Magali Senequier and Gerald Ghislain

Magali Senequier and Gerald Ghislain

Gerald Ghislain, perfumer, and Magali Senequier, his creative partner, used the IATA (International Association of Travel Agents) assigned three letter airport codes for 20 cities to name The Scent of Departure line which, according to a company spokesperson, is made in Paris, France. They selected cities they had visited and liked for the line targeted at “men and women who love to travel or discover trendy and atypic products,” according to the spokesperson. Prior to this line they launched Histoires de Parfums.

The fragrance is contained in a slender glass bottle sporting the letters for that city with a design inspired by a luggage tag with the three IATA code letters of the city that it represents. The initial scents are: Paris (CDG), London (LHR), Milan (MIL), Frankfurt (FRA), Munich (MUC), Keflavik (KEF), Istanbul (IST), Budapest (BUD), Vienna (VIE), New York (NYC), Los Angeles (LAX), Miami (MIA), Dubai (DXB), Abu Dhabi (AUH), Doa (DOH), Singapore (SIN), Tokyo (TYO), Hong-Kong (HKG), Seoul (ICN) and Bali (DPS). The company plans to sell the line at airports, large retail stores, Henri Bender in New York and at its website, thescentofdeparture.com.

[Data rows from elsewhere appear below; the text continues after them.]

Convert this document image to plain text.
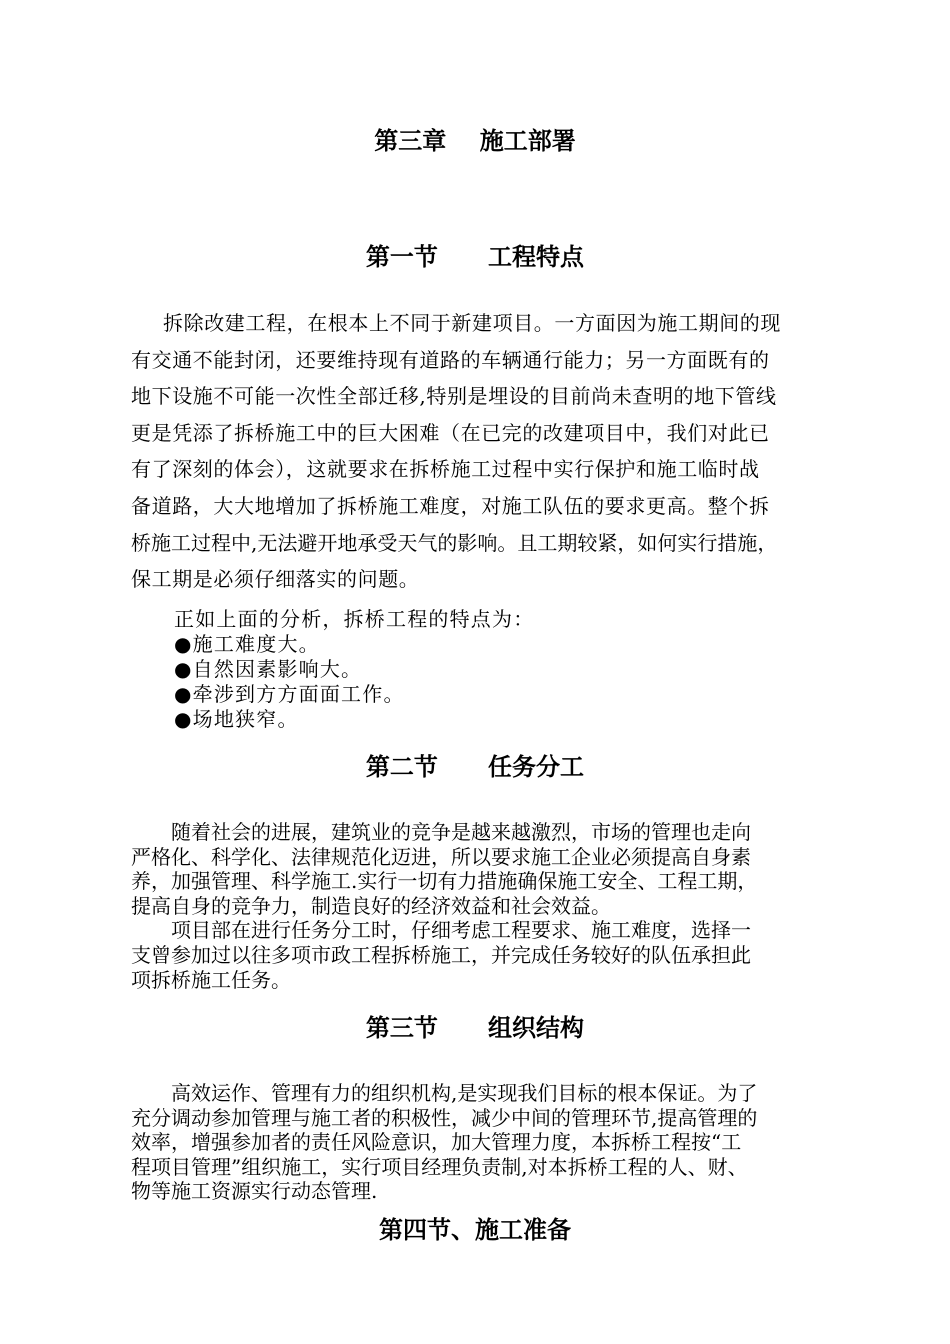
第三章    施工部署
第一节      工程特点
拆除改建工程，在根本上不同于新建项目。一方面因为施工期间的现
有交通不能封闭，还要维持现有道路的车辆通行能力；另一方面既有的
地下设施不可能一次性全部迁移,特别是埋设的目前尚未查明的地下管线
更是凭添了拆桥施工中的巨大困难（在已完的改建项目中，我们对此已
有了深刻的体会），这就要求在拆桥施工过程中实行保护和施工临时战
备道路，大大地增加了拆桥施工难度，对施工队伍的要求更高。整个拆
桥施工过程中,无法避开地承受天气的影响。且工期较紧，如何实行措施，
保工期是必须仔细落实的问题。
正如上面的分析，拆桥工程的特点为：
●施工难度大。
●自然因素影响大。
●牵涉到方方面面工作。
●场地狭窄。
第二节      任务分工
随着社会的进展，建筑业的竞争是越来越激烈，市场的管理也走向
严格化、科学化、法律规范化迈进，所以要求施工企业必须提高自身素
养，加强管理、科学施工.实行一切有力措施确保施工安全、工程工期，
提高自身的竞争力，制造良好的经济效益和社会效益。
项目部在进行任务分工时，仔细考虑工程要求、施工难度，选择一
支曾参加过以往多项市政工程拆桥施工，并完成任务较好的队伍承担此
项拆桥施工任务。
第三节      组织结构
高效运作、管理有力的组织机构,是实现我们目标的根本保证。为了
充分调动参加管理与施工者的积极性，减少中间的管理环节,提高管理的
效率，增强参加者的责任风险意识，加大管理力度，本拆桥工程按“工
程项目管理”组织施工，实行项目经理负责制,对本拆桥工程的人、财、
物等施工资源实行动态管理.
第四节、施工准备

The Scent of Departure Los Angeles
The Scent of Departure Los Angeles

If as Jennifer Dublino, chief operating officer, Scent Marketing Institute, said “Scent is particularly important to Latinos, even more so than to other cultural groups,” (see Scent Marketing Connects to Hispanics on a Deep Cultural Level) this new line could appeal to Latino consumers in the United States and Latin America.

It is noteworthy that the three cities in the United States included in the line, Los Angeles, Miami and New York City, have some of the largest pockets of Latinos in the country. Some might wonder if the inclusion of well liked cities like Paris and London will make up for the absence of Latin American cities in the line. Will the oversight displease United States Latinos? Will Latinas who, according to Dublino, use fragrance products much more frequently than non-Latinas because they are an important part of their feeling of femininity, respond to the marketing concept of the line?